Cat and Hernandez exchange a look. That LAV-25 is the one vehicle from Task Force Cobalt that, until this conversation, was unaccounted for. It”s the one Bill Hughes was riding when Cobalt was ambushed near Przedbórz in late August.
The marauders were cagey, Kavaliova says, keeping heavy guard on the truck and not letting anyone see the back of it. They also were sickly – the salvage crew clearly recognized advanced radiation sickness. They had a mixed batch of NATO equipment and small arms – weirdly, including two Geiger counters, a scintillation counter (gamma detector), and some other CBRNE defense gear. They wanted food and medication. The salvagers got them on the road as quickly as possible. The marauders didn’t know how to use the gear they were trading off, but something in that truck was hot. They let slip that they were headed for Krakow…
Cat asks if the salvagers have anything else left from that batch of trade. Kavaliova nods – they’ve decontaminated and screened everything, but her people still have an uneasy feeling about it, so they haven’t rolled it into the rest of their inventory yet. She pushes her chair back and leads the team to the bank of shipping containers that holds her crew’s merchandise.
Cat catches her breath.

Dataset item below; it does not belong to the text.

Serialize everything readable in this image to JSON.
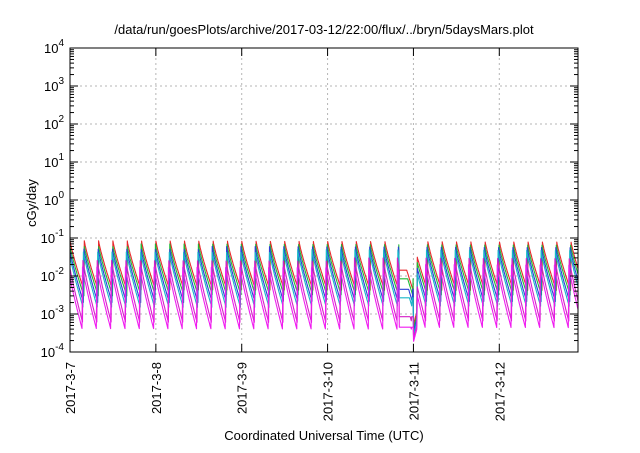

Some of it is just gear, but she recognizes a number of things. The AN/PRC-148 radio sitting on top of the pile was Hughes’, as was the MR 73 in the shoulder holster. There’s a Mk. 11 DMR and a partial set of Trivial Pursuit cards that Joey Pasquarelli carried. The sanitized CADPAT fatigues, the Rush Counterparts tour shirt, and the C7A1 belonged to… she looks at Hernandez. “Shit, what was that Canadian guy’s name?”
The team investigates the rest of the gear. Most of it, as advertised, is generic field kit or CBRNE protection. Octavia holds up a box of exposed dosimeters. “Something was hot,” she notes acerbically.
Ellis notes that the weapons haven’t been cleaned since they were last used, and that was probably three months ago, judging from the rust and corrosion. They’re all in good working order, though. The helmets and fatigues all have minor tears and scorching consistent with combat damage. From the smell, he suspects a vehicle fire – scorched fuel, hydraulic fluid, and other stuff. But they’re sufficiently intact that the wearers probably survived that experience.
Among the Trivial Pursuit cards, he finds a folded note. He reads it and his eyebrows go up. Without saying anything, he passes it to Cat. She has just enough time to read:
29 Sep
Azure 1-5
2 US 1 CAN POW
Sov deserter custody
destination Krakow to RV Carter - subj unk, poss defector
— before the note crumples to black ash as it touches her fingertips. She snatches her hand back, involuntarily waving it as pain shoots through it. The Geiger counters chatter urgently for a moment.
Octavia stares incredulously. “That… doesn’t work that way.”
“Witchcraft,” Cowboy mutters.
Over the following hours, almost everyone who was present – Octavia, Ellis, Cat, Cowboy, Miko, and Hernandez – falls ill with the telltale symptoms of radiation sickness. Erick marshals Betsy, Bell, and Ortiz to be his hands as he does what he can to treat the symptoms. Miraculously, everyone pulls through over the next 24 hours, though still suffering lingering weakness – Ellis and Cat worst of all.
“Just take it,” Kavaliova says, when asked what she wants for the merchandise.
This was the first time in the campaign that we’d really dealt with the radiation rules. Cat and Ellis wound up each picking up a permanent rad from the experience, which is one of the clearest cases I’ve ever seen of the dice enforcing the story.